Preliminary investigations by the Department have discovered that at least six prominent universities have failed to report in excess of $1.3 billion from foreign sources, including from China, Qatar, and Russia.  Those same investigations have revealed other disturbing connections between China and American universities.  One university received research funding from a Chinese multinational conglomerate to develop new algorithms for crowd surveillance.  Another school had multiple contracts with the Central Committee of the Communist Party of the People’s Republic of China.  Five of the six investigated universities had multiple contracts with Huawei, a Chinese telecommunications company with a history of hostility to the U.S.

The Department has other cases pending, including an investigation into the University of Texas for its failure to report qualifying contracts, faculty exchanges, and other valuable transfers of technology with the Wuhan Institute of Virology, the maximum biocontainment laboratory in Wuhan, China.

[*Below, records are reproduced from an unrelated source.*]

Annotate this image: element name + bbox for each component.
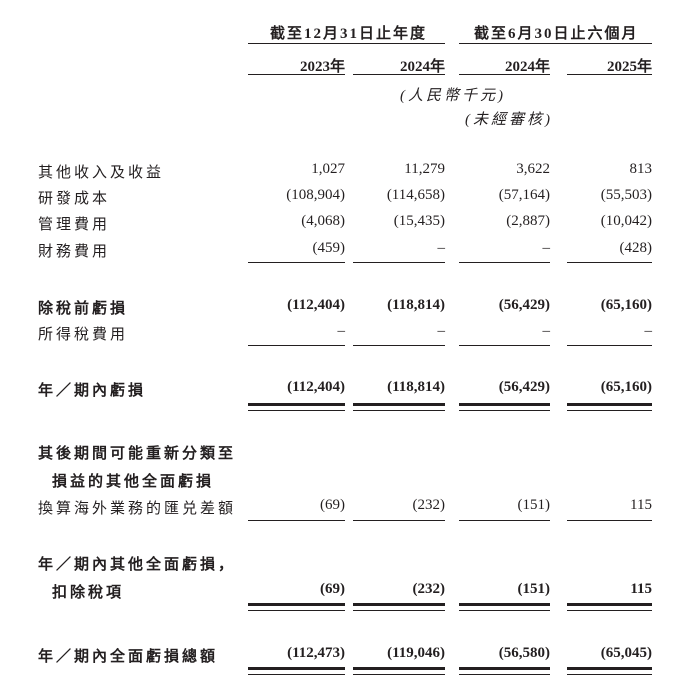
cell-value: 115 (630, 497, 652, 513)
cell-value: (151) (517, 497, 551, 513)
total-double-line (353, 603, 445, 611)
total-double-line (567, 667, 652, 675)
cell-value: – (542, 240, 551, 256)
cell-value: (69) (320, 581, 345, 597)
subtotal-line (248, 345, 345, 346)
total-double-line (248, 603, 345, 611)
divider (459, 43, 652, 44)
cell-value: (119,046) (387, 645, 445, 661)
cell-value: 813 (629, 161, 653, 177)
row-label: 財務費用 (38, 244, 111, 260)
row-label: 所得稅費用 (38, 327, 129, 343)
cell-value: – (437, 240, 446, 256)
year-header: 2023年 (299, 59, 345, 75)
row-label: 年／期內虧損 (38, 383, 147, 399)
cell-value: 1,027 (311, 161, 345, 177)
total-double-line (459, 603, 550, 611)
row-label: 管理費用 (38, 217, 111, 233)
divider (248, 74, 345, 75)
cell-value: (55,503) (600, 187, 652, 203)
divider (567, 74, 652, 75)
row-label: 換算海外業務的匯兑差額 (38, 501, 237, 517)
subtotal-line (353, 262, 445, 263)
total-double-line (353, 403, 445, 411)
cell-value: (428) (619, 240, 653, 256)
cell-value: (118,814) (387, 379, 445, 395)
cell-value: 11,279 (404, 161, 445, 177)
year-header: 2024年 (399, 59, 445, 75)
cell-value: 115 (630, 581, 652, 597)
cell-value: (112,473) (287, 645, 345, 661)
total-double-line (248, 403, 345, 411)
header-group-year: 截至12月31日止年度 (270, 26, 428, 42)
row-label: 其後期間可能重新分類至 (38, 446, 237, 462)
cell-value: (10,042) (600, 213, 652, 229)
year-header: 2025年 (606, 59, 652, 75)
subtotal-line (353, 520, 445, 521)
cell-value: (118,814) (387, 297, 445, 313)
cell-value: (15,435) (393, 213, 445, 229)
cell-value: – (542, 323, 551, 339)
cell-value: (112,404) (287, 379, 345, 395)
currency-note: (人民幣千元) (400, 88, 506, 104)
cell-value: (56,429) (498, 379, 550, 395)
row-label: 年／期內全面虧損總額 (38, 649, 219, 665)
cell-value: (459) (312, 240, 346, 256)
total-double-line (459, 403, 550, 411)
total-double-line (567, 403, 652, 411)
header-group-half: 截至6月30日止六個月 (474, 26, 639, 42)
cell-value: (4,068) (301, 213, 345, 229)
subtotal-line (353, 345, 445, 346)
row-label: 其他收入及收益 (38, 165, 165, 181)
total-double-line (567, 603, 652, 611)
cell-value: – (337, 323, 346, 339)
divider (248, 43, 445, 44)
cell-value: (69) (320, 497, 345, 513)
total-double-line (459, 667, 550, 675)
subtotal-line (248, 520, 345, 521)
total-double-line (248, 667, 345, 675)
subtotal-line (459, 262, 550, 263)
cell-value: (57,164) (498, 187, 550, 203)
row-label: 研發成本 (38, 191, 111, 207)
subtotal-line (567, 262, 652, 263)
row-label-continued: 扣除稅項 (52, 585, 125, 601)
cell-value: (56,429) (498, 297, 550, 313)
subtotal-line (459, 345, 550, 346)
cell-value: (108,904) (286, 187, 345, 203)
divider (459, 74, 550, 75)
cell-value: 3,622 (516, 161, 550, 177)
row-label-continued: 損益的其他全面虧損 (52, 474, 215, 490)
total-double-line (353, 667, 445, 675)
cell-value: (232) (412, 581, 446, 597)
cell-value: (151) (517, 581, 551, 597)
year-header: 2024年 (504, 59, 550, 75)
subtotal-line (567, 520, 652, 521)
cell-value: – (644, 323, 653, 339)
cell-value: (112,404) (287, 297, 345, 313)
cell-value: (56,580) (498, 645, 550, 661)
cell-value: (65,160) (600, 379, 652, 395)
unaudited-note: (未經審核) (465, 112, 553, 128)
subtotal-line (567, 345, 652, 346)
cell-value: (2,887) (506, 213, 550, 229)
divider (353, 74, 445, 75)
cell-value: (232) (412, 497, 446, 513)
cell-value: (65,160) (600, 297, 652, 313)
subtotal-line (248, 262, 345, 263)
row-label: 除稅前虧損 (38, 301, 129, 317)
subtotal-line (459, 520, 550, 521)
cell-value: (65,045) (600, 645, 652, 661)
cell-value: – (437, 323, 446, 339)
cell-value: (114,658) (386, 187, 445, 203)
row-label: 年／期內其他全面虧損， (38, 557, 237, 573)
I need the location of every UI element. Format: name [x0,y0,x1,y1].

Since July of 2019, universities have revealed more than $6.5 billion in previously undisclosed foreign source gifts and contracts.  Institutions have anonymized the identities of the donors of at least $1.14 billion in funds from China, Saudi Arabia, Qatar, and Russia.

To combat underreporting and to ease reporting burdens for schools, Secretary DeVos has directed the Department to create a modern and robust information collections system to capture contributions to schools by foreign sources, and the Department recently announced a new reporting portal for universities.  Institutions must file any Section 117 reports using this portal on or before July 31, 2020.

American’s universities have a legal and moral duty to provide transparency regarding foreign sources of influence.  The Department’s Section 117 investigations have shown the importance of foreign money to American institutions of higher education so that Americans may understand these transactions and decide whether this activity is in the best interest of the United States.